Are the Nixtla functions names the same for polars...
# general
b
Are the Nixtla functions names the same for polars and pandas? I'm getting an error when trying to use the
fil_gaps
function that
AttributeError: 'DataFrame' object has no attribute groupby
. I'm wondering if it's a naming convention issue or version issue. I'm playing with converting a script from pandas to polars. I had to change "groupby" to "group_by" in some polars code. This is why I'm wondering if it's a naming convention issue or version issue (e.g., maybe polars previously used groupby and that's causing a problem with the fill_gaps function.
I do not get this error when using pandas, but do with polars.
j
Do you mean the fill_gaps function doesn't work for polars?
b
correct
j
Can you provide an example? It works fine on my end
b
Right now my work isn't something I can share. I'll see if I can replicate on a test/dummy set.
OK. I built out an example. Maybe I'm doing something wrong. Please let me know.
Copy code
import mlforecast
from statsforecast import StatsForecast
from utilsforecast.preprocessing import fill_gaps

import pandas as pd
import numpy as np
import polars as pl
Copy code
# Create an empty DataFrame
df = pd.DataFrame(columns=['ds', 'y', 'id'])

# Generate dates (e.g., from January 2023 to December 2024)
start_date = '2023-01-01'
end_date = '2024-12-31'
date_range = pd.date_range(start=start_date, end=end_date, freq='MS')  # MS: Month Start frequency

# Populate the DataFrame
df['ds'] = date_range
df['y'] = np.random.randint(1000, 1501, size=len(date_range))  # Random 'y' values
df['id'] = 42  # Constant 'id' value (you can choose any value)
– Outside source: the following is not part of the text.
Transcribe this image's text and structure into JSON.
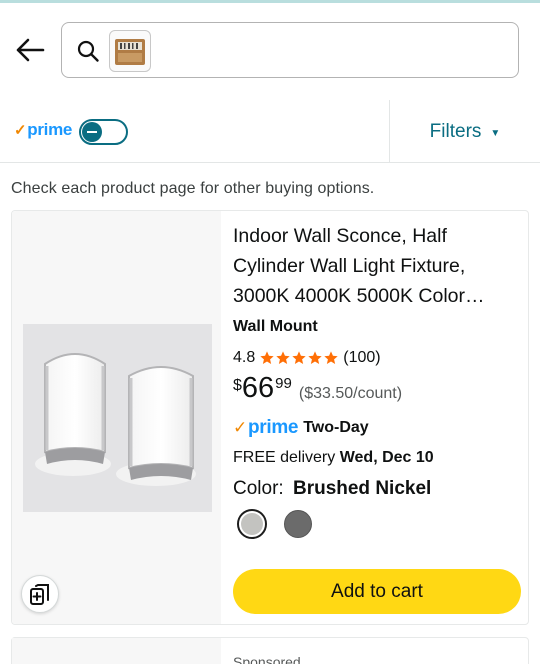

# Introduce missing dates (e.g., remove every 5th row)
missing_indices = np.arange(0, len(df), 5)
df = df.drop(index=missing_indices)
Copy code
df_polars = pl.DataFrame(df)
Copy code
ts = fill_gaps(df_polars, 'MS')
Error I get is:
Copy code
AttributeError: 'DataFrame' object has no attribute 'groupby'
Also, here are my versions: pandas==1.5.3 utilsforecast==0.1.10
j
If I run your example as-is I get
ColumnNotFoundError: unique_id
. If I set
id_col='id'
I get
PanicException: expected leading integer in the duration string, found m
, which is the way that polars says it doesn't recognize
'MS'
, which is pandas-specific. In order to use polars you have to provide a polars offset, in this case
'1mo'
, although I get an error about different units (I'll work on a fix). In summary if you change these two lines:
Copy code
date_range = pd.date_range(start=start_date, end=end_date, freq='MS', unit='us')
ts = fill_gaps(df_polars, freq='1mo', id_col='id')
it should work as expected
b
I updated the pd dataframe to use 'unique_id' to remove any issues there from the equation. when I include the "unit = 'us'" I get an error:
Copy code
TypeError: DatetimeArray._generate_range() got an unexpected keyword argument 'unit'
So, I removed that part. Not sure if that impacts things. with:
Copy code
ts = fill_gaps(df_polars, freq='1mo')
I get an error that says:
Copy code
ValueError: Invalid frequency: 1mo
It also provides more detail:
Copy code
File /databricks/python/lib/python3.11/site-packages/pandas/_libs/tslibs/offsets.pyx:3878, in pandas._libs.tslibs.offsets._get_offset()
But, it's confusing since I'm not using a pandas dataframe. I've confirmed df_polars is a polars dataframe.
j
did you install polars on the same session?
b
Yes, given a current configuration I think I have to
j
Can you restart your kernel? since polars is an optional dependency we try to import it when you import utilsforecast and if it's not installed we use a placeholder which will evaluate to false if you installed it afterwards
b
yep, just confirmed. It's a managed DB environment and that's how this is currently setup.
I just restarted the kernal and I lose polars
I have to reinstall it each time. Out of my control.
j
Hmm, then the following might work but it's really suboptimal:
Copy code
import utilsforecast.compat
utilsforecast.compat.pl_DataFrame = pl.DataFrame
b
This environment is temporary while some other things are being worked on. I'll give this a try and hopefully this will resolve when the other things are worked out.
That returns a new error: PanicException:
arg_sort
operation not supported for dtype
null
I might just have to wait until things are worked out for the environment.
j
I think you also have to do:
utilsforecast.compat.pl_Series = pl.Series
b
Thanks, I added that but still get the error above about a PanicException
j
yeah the library isn't really designed to handle the installation in the same session
b
Understood. Thank you for your help anyway! Still love the Nixtla-verse and all the help you've provided. One other question: is there documentation specific for polars? Most of the examples I see on the Nixtla page are pandas.
j
It should work the same way except for the frequency aliases
👍 1
b
Great. Thank you!
j
Hey I think it might work if you also override the polars alias:
Copy code
utilsforecast.compat.pl = pl
Or if you install polars before importing anything else